EPFO (Employees ‘Provident Fund Organization) and EPS-95 (Employees’ Pension Scheme 1995 in India are an important safety shield for employees. Under these schemes, employees are provided economic security after retirement. Recently, there are many discussions demanding an increase in minimum pension under EPS-95. In this article, we will discuss all important information related to EPS-95 pension, including demand for increase in minimum pension and changes in salary limits.
Under the EPS-95, pensioners currently get a minimum pension of ₹ 1,000, which is being demanded to increase to ₹ 7,500. This demand is being made in view of the increasing pressure of inflation, so that pensioners are easy to live. In addition, it has been proposed to increase the salary limit from ₹ 15,000 to ₹ 21,000, which will increase the pension amount.
The new rules of EPFO also include features like extracting PF from ATM and getting pension from any bank. These changes will make retirement planning even easier.
EPFO Pension Scheme Overview
Parameter | Description |
Name of the scheme | EPS -95 (Employees Pension Scheme 1995) |
Current pay limit | ₹ 15,000 |
Proposed salary limit 2025 | ₹ 21,000 |
Minimum pension | ₹ 1,000 (Demand: ₹ 7,500) |
Maximum pension | ₹ 7,500 (up to ₹ 10,050 on the new border) |
Pension formula | (Pensionable salary × service period) ÷ 70 |
Application process | Online (EPFO portal) or offline (Form 10D) |
Demand for increase in minimum pension
Pensioners have demanded to increase the minimum pension for a long time. He argues that the current ₹ 1,000 pension is inadequate for living in this era of inflation. Finance Minister Nirmala Sitharaman has also been met on this demand. Pensioners are also demanding to include dearness allowance (DA) in pension.
Impact of change in pay limit
Increasing the salary limit from ₹ 15,000 to ₹ 21,000 will increase the pension amount. This will not only strengthen pensioners financially, but will also increase the contribution of the employer to the EPF, which will strengthen the pension fund. This change can prove to be a major benefit for employees.
Pension calculation formula
Pension under EPS-95 is calculated on the basis of the following formula:
Monthly Pension = Pensionable Salary × Service Period 70
Monthly Pension =
70
Pensionable pay × service period
This sutra is based on the salary and service period of the employee. For example, if an employee’s pensionable salary is ₹ 15,000 and he has worked 10 years, then he will have a monthly pension:
Monthly Pension = 15,000 × 1070 = 2,143 rupees
Monthly Pension =
70
15,000 × 10
= 2,143 rupees
Benefits of new rules
The new rules of EPFO will provide many benefits to pensioners:
- Increase in pension amount: Pension amount will increase with the new salary limit.
- PF withdrawal from ATM: Now pensioners will be able to withdraw your PF money through ATM.

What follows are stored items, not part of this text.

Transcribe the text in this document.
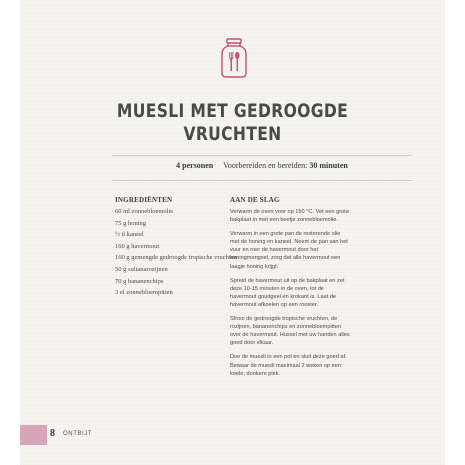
MUESLI MET GEDROOGDE VRUCHTEN
4 personen Voorbereiden en bereiden: 30 minuten
INGREDIËNTEN
60 ml zonnebloemolie
75 g honing
½ tl kaneel
160 g havermout
160 g gemengde gedroogde tropische vruchten
50 g sultanarozijnen
70 g bananenchips
3 el zonnebloempitten
AAN DE SLAG

Verwarm de oven voor op 150 °C. Vet een grote bakplaat in met een beetje zonnebloemolie.

Verwarm in een grote pan de resterende olie met de honing en kaneel. Neem de pan van het vuur en roer de havermout door het honingmengsel, zorg dat alle havermout een laagje honing krijgt.

Spreid de havermout uit op de bakplaat en zet deze 10-15 minuten in de oven, tot de havermout goudgeel en krokant is. Laat de havermout afkoelen op een rooster.

Strooi de gedroogde tropische vruchten, de rozijnen, bananenchips en zonnebloempitten over de havermout. Hussel met uw handen alles goed door elkaar.

Doe de muesli in een pot en sluit deze goed af. Bewaar de muesli maximaal 2 weken op een koele, donkere plek.

8 ONTBIJT
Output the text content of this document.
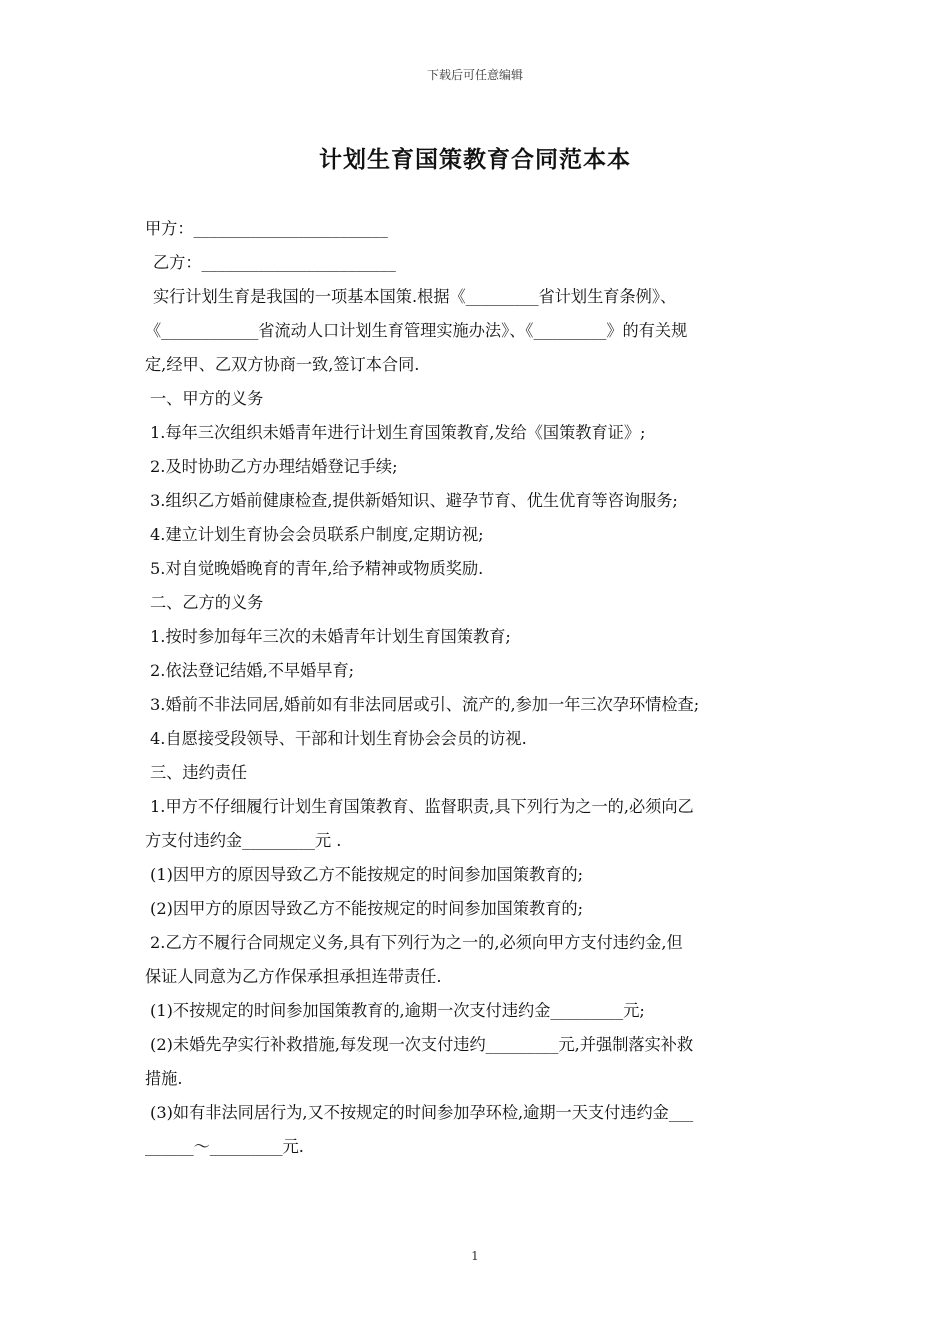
下载后可任意编辑
计划生育国策教育合同范本本
甲方：________________________
乙方：________________________
实行计划生育是我国的一项基本国策.根据《_________省计划生育条例》、
《____________省流动人口计划生育管理实施办法》、《_________》的有关规
定,经甲、乙双方协商一致,签订本合同.
一、甲方的义务
1.每年三次组织未婚青年进行计划生育国策教育,发给《国策教育证》;
2.及时协助乙方办理结婚登记手续;
3.组织乙方婚前健康检查,提供新婚知识、避孕节育、优生优育等咨询服务;
4.建立计划生育协会会员联系户制度,定期访视;
5.对自觉晚婚晚育的青年,给予精神或物质奖励.
二、乙方的义务
1.按时参加每年三次的未婚青年计划生育国策教育;
2.依法登记结婚,不早婚早育;
3.婚前不非法同居,婚前如有非法同居或引、流产的,参加一年三次孕环情检查;
4.自愿接受段领导、干部和计划生育协会会员的访视.
三、违约责任
1.甲方不仔细履行计划生育国策教育、监督职责,具下列行为之一的,必须向乙
方支付违约金_________元 .
(1)因甲方的原因导致乙方不能按规定的时间参加国策教育的;
(2)因甲方的原因导致乙方不能按规定的时间参加国策教育的;
2.乙方不履行合同规定义务,具有下列行为之一的,必须向甲方支付违约金,但
保证人同意为乙方作保承担承担连带责任.
(1)不按规定的时间参加国策教育的,逾期一次支付违约金_________元;
(2)未婚先孕实行补救措施,每发现一次支付违约_________元,并强制落实补救
措施.
(3)如有非法同居行为,又不按规定的时间参加孕环检,逾期一天支付违约金___
______～_________元.
1
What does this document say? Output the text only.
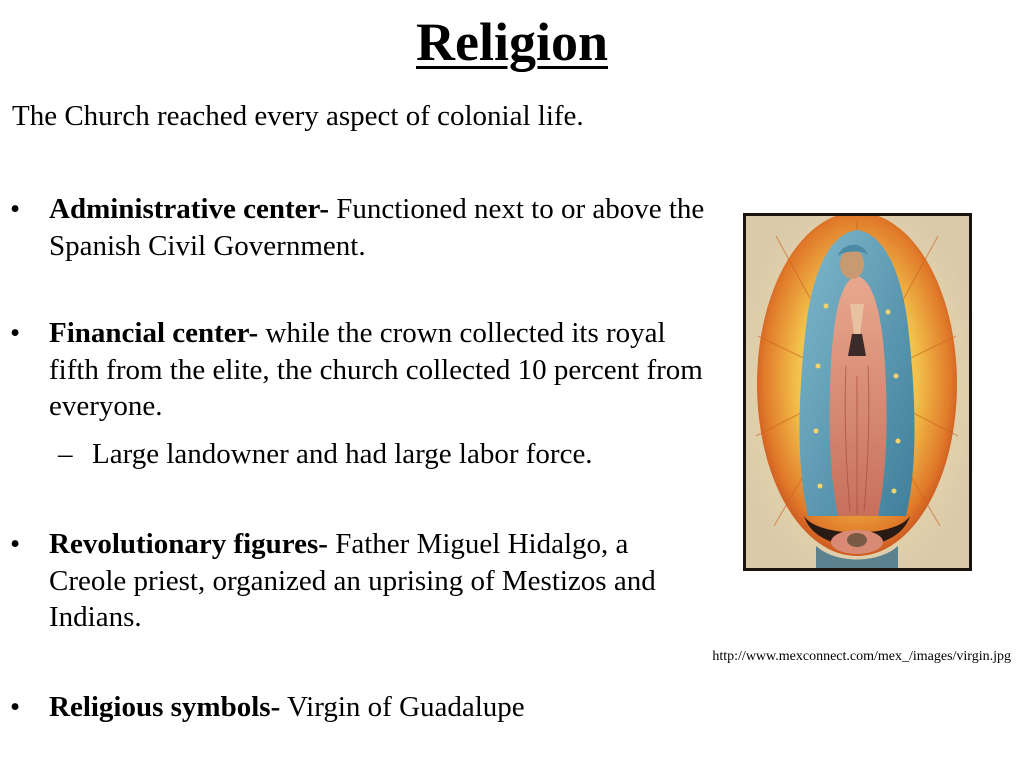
Religion
The Church reached every aspect of colonial life.
• Administrative center- Functioned next to or above the Spanish Civil Government.
• Financial center- while the crown collected its royal fifth from the elite, the church collected 10 percent from everyone.
– Large landowner and had large labor force.
• Revolutionary figures- Father Miguel Hidalgo, a Creole priest, organized an uprising of Mestizos and Indians.
• Religious symbols- Virgin of Guadalupe
http://www.mexconnect.com/mex_/images/virgin.jpg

- Pension from any bank: Pensioners will now be able to get their pension from any bank.
- Dearness allowance (DA): There is a demand to include dearness allowance in pension.
Application process
Applications for pension under EPS-95 can be made in both online or offline methods:
- Online application: Application can be made through EPFO portal.
- Offline application: Offline application can be made by filling Form 10D.
conclusion
Under the EPS-95, an increase in minimum pension and change in salary limit can be an important step for pensioners. This change will help in making pensioners financially strong. However, the official announcement is awaited by the government to implement these changes.
Disclaimer: This article is for general information and the information given in it should not be considered as an official announcement. Official decisions should be awaited by the government to increase pension under EPS-95 and change the salary limit.